Members of a self-managed superannuation fund (SMSF) looking to acquire property through the fund need to be aware of the risks involved in the strategy or risk substantial penalties.
One of the considerations investors should be making if they are deciding to put a property in their SMSF is whether the strategy will improve retirement outcomes. Ultimately, investment decisions, such as the aforementioned strategy, will have ramifications for whether members have a comfortable retirement or need to rely on government support.
SMSF members should also consider the liquidity of the current assets in the fund. As property is a large, illiquid asset the fund should have enough cash on hand to pay day-to-day expenses. If the property is the only asset in the SMSF and it is in pension phase, it may not be able to supply a sufficient retirement income to its members.
Members purchasing property through debt have several restrictions on their investment under the limited recourse borrowing arrangement (LBRA).
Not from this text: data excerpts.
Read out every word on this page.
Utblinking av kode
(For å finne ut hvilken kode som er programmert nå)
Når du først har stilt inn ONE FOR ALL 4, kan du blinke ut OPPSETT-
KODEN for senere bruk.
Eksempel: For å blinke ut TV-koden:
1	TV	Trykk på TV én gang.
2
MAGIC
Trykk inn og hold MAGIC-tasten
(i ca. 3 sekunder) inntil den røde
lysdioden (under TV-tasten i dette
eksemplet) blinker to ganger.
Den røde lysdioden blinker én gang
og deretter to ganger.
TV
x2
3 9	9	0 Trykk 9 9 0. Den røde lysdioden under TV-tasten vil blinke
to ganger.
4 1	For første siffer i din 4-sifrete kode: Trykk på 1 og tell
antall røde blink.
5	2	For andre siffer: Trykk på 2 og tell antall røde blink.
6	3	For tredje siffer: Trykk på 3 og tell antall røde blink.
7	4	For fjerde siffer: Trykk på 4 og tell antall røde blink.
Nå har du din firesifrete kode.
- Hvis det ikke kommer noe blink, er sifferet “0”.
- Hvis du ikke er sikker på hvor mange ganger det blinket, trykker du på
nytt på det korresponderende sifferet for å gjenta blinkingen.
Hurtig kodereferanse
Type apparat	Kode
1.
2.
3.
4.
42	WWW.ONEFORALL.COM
To establish an LBRA, a 20 per cent deposit is required and enough money to cover stamp duty and legal expenses within the SMSF, or ready to roll over from another super fund.
The fund will be assessed on its borrowing potential based on members’ superannuation contributions and the rental income from the property. Lenders will often require a personal guarantee from the SMSF trustees as the lender can repossess the property if an SMSF cannot meet its repayments.
In addition, if property is purchased using debt any improvements made to the property cannot change the nature of the property. Improvements must be paid for by cash in the fund rather than using further borrowings to pay for expenses.
Investors need to ensure they meet the obligations of the fund, such as having sufficient cash held in the fund. If the member isn’t receiving contributions, or the property is vacant for a period, then the fund will risk becoming a non-complying fund and may face severe penalties.